Monday, Jul 06, 1998 08:24

MEXICO CITY (AP) -- In a protest aimed at the United States as well as Fidel Castro's government, a Cuban exile group sent a raft loaded with food and humanitarian aid into Cuban waters Monday.

The Miami-based Democracy Movement said it's action was the first by an exile group in Cuban territory since Cuba shot down two unarmed planes in 1996 flown by Brothers to the Rescue, killing four exiles.

The raft, containing food, soap and other supplies, was launched late Sunday from Cuban waters, about 10{ miles from the Cuban coast, said Luis Felipe Rojas, a Democracy Movement spokesman. Attached to the raft was a 20-foot-long blimp with the word "Democracy" emblazoned across it.

The action came one month after the United States resumed direct humanitarian aid to Cuba, which was suspended after the planes were shot down. President Clinton lifted the ban after Pope John Paul II visited Cuba in January.

Democracy Movement said in a statement that it "needs neither a foreign law, nor the arrogant denial of the Cuban government, to take assistance to its own people," describing the operation as "a new tactic within its nonviolent strategy."

The balloon could be seen from a coastal highway outside the capital, Havana, the Mexican state-run news agency Notimex reported.

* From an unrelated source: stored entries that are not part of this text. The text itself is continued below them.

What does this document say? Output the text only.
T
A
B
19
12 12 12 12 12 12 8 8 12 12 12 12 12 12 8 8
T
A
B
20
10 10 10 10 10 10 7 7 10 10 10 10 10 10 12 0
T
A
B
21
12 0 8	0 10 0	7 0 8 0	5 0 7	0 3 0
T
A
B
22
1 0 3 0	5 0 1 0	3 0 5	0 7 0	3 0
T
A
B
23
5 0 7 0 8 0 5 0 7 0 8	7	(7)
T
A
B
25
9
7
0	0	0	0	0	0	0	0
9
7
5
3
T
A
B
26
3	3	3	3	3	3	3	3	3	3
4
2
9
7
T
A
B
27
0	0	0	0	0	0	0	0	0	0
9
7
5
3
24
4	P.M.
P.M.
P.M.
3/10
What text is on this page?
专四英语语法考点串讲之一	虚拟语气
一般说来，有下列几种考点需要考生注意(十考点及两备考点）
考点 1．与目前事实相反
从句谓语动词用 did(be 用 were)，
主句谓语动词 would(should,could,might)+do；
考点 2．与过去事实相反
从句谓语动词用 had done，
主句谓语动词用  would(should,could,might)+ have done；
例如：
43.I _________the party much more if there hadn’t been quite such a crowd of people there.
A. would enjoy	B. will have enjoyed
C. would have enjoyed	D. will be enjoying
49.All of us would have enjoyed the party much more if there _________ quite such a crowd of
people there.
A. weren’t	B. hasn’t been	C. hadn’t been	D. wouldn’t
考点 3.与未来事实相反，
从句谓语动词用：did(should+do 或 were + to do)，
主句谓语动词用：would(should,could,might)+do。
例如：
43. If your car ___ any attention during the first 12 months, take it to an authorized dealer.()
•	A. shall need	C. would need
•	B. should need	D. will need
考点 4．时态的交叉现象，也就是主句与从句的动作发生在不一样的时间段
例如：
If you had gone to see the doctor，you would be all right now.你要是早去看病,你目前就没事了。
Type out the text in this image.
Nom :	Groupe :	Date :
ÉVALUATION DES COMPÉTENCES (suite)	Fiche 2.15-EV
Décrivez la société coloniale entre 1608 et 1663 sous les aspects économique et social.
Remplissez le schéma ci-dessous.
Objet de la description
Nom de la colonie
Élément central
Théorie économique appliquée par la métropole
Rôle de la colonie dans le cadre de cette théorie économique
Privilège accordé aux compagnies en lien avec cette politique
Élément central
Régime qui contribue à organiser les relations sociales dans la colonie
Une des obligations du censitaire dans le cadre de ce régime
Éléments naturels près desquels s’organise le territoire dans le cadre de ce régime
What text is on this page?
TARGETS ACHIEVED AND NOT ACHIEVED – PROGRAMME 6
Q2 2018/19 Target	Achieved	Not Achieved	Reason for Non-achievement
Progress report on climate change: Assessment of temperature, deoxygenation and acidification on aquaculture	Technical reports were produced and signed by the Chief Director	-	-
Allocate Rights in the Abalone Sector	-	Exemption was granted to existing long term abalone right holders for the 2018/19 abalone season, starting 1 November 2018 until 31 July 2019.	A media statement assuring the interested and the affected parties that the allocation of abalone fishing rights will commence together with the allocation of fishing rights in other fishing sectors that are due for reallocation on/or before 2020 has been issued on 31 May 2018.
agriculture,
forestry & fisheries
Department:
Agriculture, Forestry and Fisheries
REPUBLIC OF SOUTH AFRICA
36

Later, some foreign journalists could see the deflated balloon and raft on El Chivo beach, west of Havana, the agency said. Security agents kept reporters from getting close to the scene.

Luis Diaz, a U.S. Coast Guard spokesman in Miami, said the agency had no knowledge of the group's action.

In April, the Coast Guard seized a Democracy Movement boat that tried to sail into Cuban waters. The boat was later returned.